DISCUSSION
PGE2 is known as an important factor that is related to
the induction of parturition in cattle [18]. Additionally, our
previous studies have shown that PGE2 has suppressive
effects on immune responses, particularly those involving Th1 [16,
17]. However, the association of PGE2 induction during
parturition with the suppression of immune responses is still unknown.
Therefore, in the current study, we examined whether
PGE2 was associated with the suppression of immune
responses in periparturient period. Our data showed that
PGE2 was induced, and that Th1 responses were inhibited
before parturition in pregnant cattle. In addition, both BLV-specific
and BLV-nonspecific Th1 responses were suppressed before parturition in
pregnant cattle infected with BLV. During BLV infection, the suppression
of Th1 responses against BLV-antigen is associated with disease
progression [25, 26]. In the advanced stages of BLV infection,
BLV-specific Th1 responses are downregulated, thus leading to further
disease progression and possible EBL [27]. Thus,
PGE2 mediated inhibition of BLV-specific Th1 responses
around parturition might be a mechanism underlying progression to the
clinical stage of BLV infection. In this study, no significant change of
BLV proviral load was observed in periparturient period in BLV-infected
pregnant cattle (data not shown). However, previous reports have shown
that PGE2/EP4 signaling facilitates BLV viral gene
transcription via the activation of cyclic-AMP/protein kinase
A/cAMP-response element signaling [17, 28]. Thus, additional
experiments with larger numbers of BLV-infected pregnant cattle are
needed to examine the effect of PGE2 on BLV proviral
load during parturition.
In this study, we identified a novel mechanism of PGE2upregulation via estradiol. Previous studies have shown that treatment
with estradiol induces NF-κB activation in human and rat models [29,
30]; moreover, NF-κB activation is essential for COX-2 induction
[14, 31]. Therefore, estradiol presumably induces
PGE2 production in the blood via NF-κB activation. In
addition, our data showed that PGE2/EP4 signaling, at
least in part, involved in the suppressive effect of estradiol. By
contrast, we did not observe a significant difference between the group
treated with estradiol alone and the group treated with estradiol after
pretreatment with the EP2 antagonist. Generally, EP2 and EP4 are
receptors, which are associated with the immunosuppressive activity of
PGE2. However, EP4 represents a high-affinity receptor,
whereas EP2 requires significantly higher concentrations of
PGE2 for effective signaling [15]. Therefore, the
differential effects of EP2 and EP4 blockades are presumably due to the
affinity of each receptor.
Tregs are critical for maternal tolerance [4]. Several reports have
demonstrated that estrogen drives the induction of Tregs in murine
models [32, 33]. Additionally, our previous reports showed that
PGE2 upregulates the expression levels of Foxp3and TGFβ1 in bovine PBMCs [17] and suppressive function of
Tregs is associated the disease progression during BLV infection
[34]. Collectively, the available data suggest that during
parturition, Tregs induced by the estradiol/PGE2 pathway
might suppress Th1 responses and contribute to the progression of BLV
infection. Further studies are warranted to investigate the involvement
of Tregs in the suppression of Th1 responses during parturition.
Our previous studies have shown that PGE2 upregulation
is also involved in the progression of other bovine chronic diseases,
such as Mycoplasma bovis infection and Johne’s disease, which is
caused by Mycobacterium avium subsp. paratuberculosis[16, 35]. Additionally, in terms of Johne’s disease, it has been
reported that the stress related to parturition is a risk factor for
eliciting the onset of the clinical stage of the disease [36].
However, no report has been reported whether PGE2induction during parturition inhibits M. bovis -specific andM. avium subsp. paratuberculosis -specific Th1 responses.

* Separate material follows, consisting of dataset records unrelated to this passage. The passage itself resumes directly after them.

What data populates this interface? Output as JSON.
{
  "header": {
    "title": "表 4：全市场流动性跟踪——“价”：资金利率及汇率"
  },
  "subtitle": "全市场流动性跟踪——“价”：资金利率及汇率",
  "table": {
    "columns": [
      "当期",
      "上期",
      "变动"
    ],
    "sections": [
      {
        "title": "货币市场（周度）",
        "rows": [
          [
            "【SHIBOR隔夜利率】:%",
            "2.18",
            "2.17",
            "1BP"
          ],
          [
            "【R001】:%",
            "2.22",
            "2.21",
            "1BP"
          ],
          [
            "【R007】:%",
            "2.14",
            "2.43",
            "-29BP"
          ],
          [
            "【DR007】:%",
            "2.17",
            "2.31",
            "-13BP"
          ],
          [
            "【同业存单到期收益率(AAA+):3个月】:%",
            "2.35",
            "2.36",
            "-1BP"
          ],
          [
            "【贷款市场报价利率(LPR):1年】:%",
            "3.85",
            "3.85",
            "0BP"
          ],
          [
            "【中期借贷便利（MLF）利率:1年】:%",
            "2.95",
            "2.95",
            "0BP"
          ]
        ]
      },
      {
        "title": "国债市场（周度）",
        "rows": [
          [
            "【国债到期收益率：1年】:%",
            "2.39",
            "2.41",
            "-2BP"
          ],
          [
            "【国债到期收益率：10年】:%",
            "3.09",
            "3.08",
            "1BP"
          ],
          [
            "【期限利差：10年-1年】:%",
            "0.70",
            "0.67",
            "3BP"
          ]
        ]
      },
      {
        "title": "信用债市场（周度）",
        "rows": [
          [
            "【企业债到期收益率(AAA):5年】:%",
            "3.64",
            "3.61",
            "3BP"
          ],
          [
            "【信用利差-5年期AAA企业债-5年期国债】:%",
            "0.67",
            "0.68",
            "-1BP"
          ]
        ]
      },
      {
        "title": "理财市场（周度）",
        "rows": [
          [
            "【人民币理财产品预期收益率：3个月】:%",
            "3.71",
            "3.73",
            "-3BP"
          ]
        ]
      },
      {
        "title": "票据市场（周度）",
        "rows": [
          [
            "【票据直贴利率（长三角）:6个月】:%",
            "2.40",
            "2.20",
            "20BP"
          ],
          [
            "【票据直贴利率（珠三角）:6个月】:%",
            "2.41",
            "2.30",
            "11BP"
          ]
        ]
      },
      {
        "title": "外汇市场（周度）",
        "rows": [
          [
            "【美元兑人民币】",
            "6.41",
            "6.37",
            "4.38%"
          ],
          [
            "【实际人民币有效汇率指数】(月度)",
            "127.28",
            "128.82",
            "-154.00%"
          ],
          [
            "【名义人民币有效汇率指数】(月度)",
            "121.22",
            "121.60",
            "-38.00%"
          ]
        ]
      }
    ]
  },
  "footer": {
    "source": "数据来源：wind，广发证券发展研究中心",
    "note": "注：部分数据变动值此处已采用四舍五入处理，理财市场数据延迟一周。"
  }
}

The involvement of the estradiol/PGE2 pathway in Th1
suppression during parturition should be determined in further
experiments by using pregnant cattle with these diseases.
In conclusion, during parturition, BLV-specific Th1 responses are
suppressed via estradiol-induced PGE2, which contributes
to the disease progression of BLV-infection. Additionally,
estradiol-induced PGE2 also inhibited BLV-nonspecific
Th1 responses, thus suggesting that PGE2 might be
involved in susceptibility to opportunistic infections in the
periparturient period. To the best of our knowledge, this is the first
study to show the suppressive function of the
estradiol/PGE2/EP4 pathway. Further studies will open up
new avenues for the control of infections during parturition both in
pregnant cattle and in pregnant women.